I think my experiments can be summed up in a phrase: It’s a good thing I live two blocks from Smith’s.

While I didn’t expect my garden to fill all my produce needs for the summer, I did expect it to add some nice salads by now. Out of two rows of lettuce I planted, I have grown two lettuce plants, one of which bolted yesterday while I was at work. (Well, quickly.) I don’t know if my seeds were bad, if the last month of cold had something to do with it, or if the snails ate both rows as soon as they came up out of the ground.

I’m thinking it was the snails, because after they ate my lettuces, they discovered my beans. The beans had come up easily, almost with a cartoon-y “SPROING!!”, and they were doing really well…for a day.

Obviously, poisoning the snails wasn’t an option, so I looked into natural deterrents. I tried some copper tape around the rows–the snails laughed*. I tried some coffee grounds around the beans–the snails laughed and ate some more.

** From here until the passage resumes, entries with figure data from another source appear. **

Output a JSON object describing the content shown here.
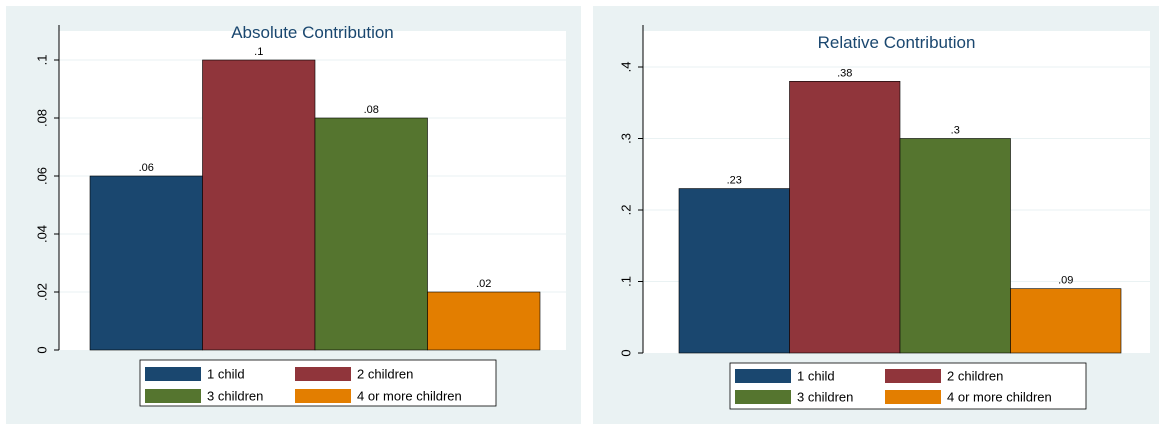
{
  "chart_data": [
    {
      "type": "bar",
      "title": "Absolute Contribution",
      "xlabel": "",
      "ylabel": "",
      "ylim": [
        0,
        0.1
      ],
      "yticks": [
        0,
        0.02,
        0.04,
        0.06,
        0.08,
        0.1
      ],
      "ytick_labels": [
        "0",
        ".02",
        ".04",
        ".06",
        ".08",
        ".1"
      ],
      "grid": "horizontal",
      "legend_position": "bottom",
      "series": [
        {
          "name": "1 child",
          "value": 0.06,
          "label": ".06",
          "color": "#1a476f"
        },
        {
          "name": "2 children",
          "value": 0.1,
          "label": ".1",
          "color": "#90353b"
        },
        {
          "name": "3 children",
          "value": 0.08,
          "label": ".08",
          "color": "#55752f"
        },
        {
          "name": "4 or more children",
          "value": 0.02,
          "label": ".02",
          "color": "#e37e00"
        }
      ]
    },
    {
      "type": "bar",
      "title": "Relative Contribution",
      "xlabel": "",
      "ylabel": "",
      "ylim": [
        0,
        0.4
      ],
      "yticks": [
        0,
        0.1,
        0.2,
        0.3,
        0.4
      ],
      "ytick_labels": [
        "0",
        ".1",
        ".2",
        ".3",
        ".4"
      ],
      "grid": "horizontal",
      "legend_position": "bottom",
      "series": [
        {
          "name": "1 child",
          "value": 0.23,
          "label": ".23",
          "color": "#1a476f"
        },
        {
          "name": "2 children",
          "value": 0.38,
          "label": ".38",
          "color": "#90353b"
        },
        {
          "name": "3 children",
          "value": 0.3,
          "label": ".3",
          "color": "#55752f"
        },
        {
          "name": "4 or more children",
          "value": 0.09,
          "label": ".09",
          "color": "#e37e00"
        }
      ]
    }
  ],
  "colors": {
    "outer_background": "#eaf2f3",
    "plot_background": "#ffffff",
    "grid": "#eaf2f3"
  }
}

Last weekend my mother offered me iron phosphate snail bait (named, fabulously, Escar-Go!). Iron phosphate is non-toxic and naturally occurring; snails eat it and then their hunger mechanism shuts down and they starve to death. Don’t laugh, but the thought of snails starving over three to six days seemed too sad for me, so I tried a beer trap as a last resort:

The snails got drunk, had a party, ate some beans, and laughed.

All my snail compassion disappeared. Monday night I re-planted the lettuce rows with beans and filled in the holes in the existing bean rows, and I Escar-Go!’d my garden within an inch of its life.

So I think I’ve won the snail battle but my beans will be three weeks behind schedule. At least radishes grow safely underground, far away from snails:

*I think the issue with copper tape on the beans was I couldn’t make good border around the whole row. I have copper rings around the base of the tomatoes, zucchini, and eggplants and they’re happy and un-eaten.